From 51df30918a92b6a59a35c8ab2767094a2e81e817 Mon Sep 17 00:00:00 2001
From: "Phyks (Lucas Verney)" <phyks@phyks.me>
Date: Wed, 23 Dec 2015 22:49:14 +0100
Subject: [PATCH] Clean a bit the code

---
 .gitignore |   1 +
 arxiv.py   |  50 ++++++++++
 bbl.py     | 124 ++++++++++++++++++++++++
 doi.py     |  77 +++++++++++++++
 main.py    | 276 +----------------------------------------------------
 regex.py   |  14 +++
 tools.py   |  12 +++
 7 files changed, 283 insertions(+), 271 deletions(-)

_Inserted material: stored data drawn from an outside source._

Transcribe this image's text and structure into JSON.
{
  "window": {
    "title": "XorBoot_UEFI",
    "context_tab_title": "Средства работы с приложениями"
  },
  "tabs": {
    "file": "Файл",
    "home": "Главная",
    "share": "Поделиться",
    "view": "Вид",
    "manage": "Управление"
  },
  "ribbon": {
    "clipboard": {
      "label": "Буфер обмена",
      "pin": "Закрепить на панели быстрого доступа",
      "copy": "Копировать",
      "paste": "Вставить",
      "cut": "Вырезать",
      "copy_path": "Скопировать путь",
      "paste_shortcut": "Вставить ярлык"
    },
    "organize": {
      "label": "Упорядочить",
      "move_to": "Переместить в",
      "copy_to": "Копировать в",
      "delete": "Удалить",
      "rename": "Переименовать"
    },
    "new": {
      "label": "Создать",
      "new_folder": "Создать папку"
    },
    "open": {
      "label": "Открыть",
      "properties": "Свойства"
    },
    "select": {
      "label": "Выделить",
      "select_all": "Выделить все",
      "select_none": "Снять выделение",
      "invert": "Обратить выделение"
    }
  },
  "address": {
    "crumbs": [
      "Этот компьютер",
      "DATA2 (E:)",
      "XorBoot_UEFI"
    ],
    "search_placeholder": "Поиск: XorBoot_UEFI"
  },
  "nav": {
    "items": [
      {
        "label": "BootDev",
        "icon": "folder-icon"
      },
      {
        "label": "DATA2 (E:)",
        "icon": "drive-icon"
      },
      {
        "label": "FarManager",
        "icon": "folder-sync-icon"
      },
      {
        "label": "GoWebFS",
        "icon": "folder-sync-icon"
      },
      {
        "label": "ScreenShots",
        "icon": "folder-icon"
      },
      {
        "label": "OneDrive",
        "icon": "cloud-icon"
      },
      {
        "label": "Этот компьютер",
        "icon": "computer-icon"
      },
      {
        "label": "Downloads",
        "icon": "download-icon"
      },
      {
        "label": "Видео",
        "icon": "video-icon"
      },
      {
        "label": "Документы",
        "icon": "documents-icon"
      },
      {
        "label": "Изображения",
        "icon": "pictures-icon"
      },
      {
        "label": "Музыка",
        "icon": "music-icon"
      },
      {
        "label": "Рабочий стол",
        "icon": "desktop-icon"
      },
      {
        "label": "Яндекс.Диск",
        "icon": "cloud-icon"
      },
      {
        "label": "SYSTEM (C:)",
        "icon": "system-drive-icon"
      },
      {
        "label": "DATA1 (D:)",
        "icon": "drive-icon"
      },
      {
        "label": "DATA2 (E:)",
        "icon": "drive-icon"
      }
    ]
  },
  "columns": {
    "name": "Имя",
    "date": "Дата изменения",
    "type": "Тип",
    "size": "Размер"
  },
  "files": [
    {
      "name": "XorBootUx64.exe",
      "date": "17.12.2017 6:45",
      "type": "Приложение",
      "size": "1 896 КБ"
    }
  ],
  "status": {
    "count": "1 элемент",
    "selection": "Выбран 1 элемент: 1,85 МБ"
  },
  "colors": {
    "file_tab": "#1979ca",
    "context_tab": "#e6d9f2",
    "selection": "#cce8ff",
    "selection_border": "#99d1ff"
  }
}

 create mode 100644 .gitignore
 create mode 100644 arxiv.py
 create mode 100644 bbl.py
 create mode 100644 doi.py
 create mode 100644 regex.py
 create mode 100644 tools.py

diff --git a/.gitignore b/.gitignore
new file mode 100644
index 0000000..bee8a64
--- /dev/null
+++ b/.gitignore
@@ -0,0 +1 @@
+__pycache__
diff --git a/arxiv.py b/arxiv.py
new file mode 100644
index 0000000..f9dc958
--- /dev/null
+++ b/arxiv.py
@@ -0,0 +1,50 @@
+import bbl
+import io
+import requests
+import tarfile
+
+
+def sources_from_arxiv(eprint):
+    """
+    Download sources on arXiv for a given preprint.
+
+    Params:
+        - eprint is the arXiv id (e.g. 1401.2910 or 1401.2910v1).
+
+    Returns a TarFile object of the sources of the arXiv preprint.
+    """
+    r = requests.get("http://arxiv.org/e-print/%s" % (eprint,))
+    file_object = io.BytesIO(r.content)
+    return tarfile.open(fileobj=file_object)
+
+
+def bbl_from_arxiv(eprint):
+    """
+    Get the .bbl files (if any) of a given preprint.
+
+    Params:
+        - eprint is the arXiv id (e.g. 1401.2910 or 1401.2910v1).
+
+    Returns a list of the .bbl files as text (if any) or None.
+    """
+    tf = sources_from_arxiv(eprint)
+    bbl_files = [i for i in tf.getmembers() if i.name.endswith(".bbl")]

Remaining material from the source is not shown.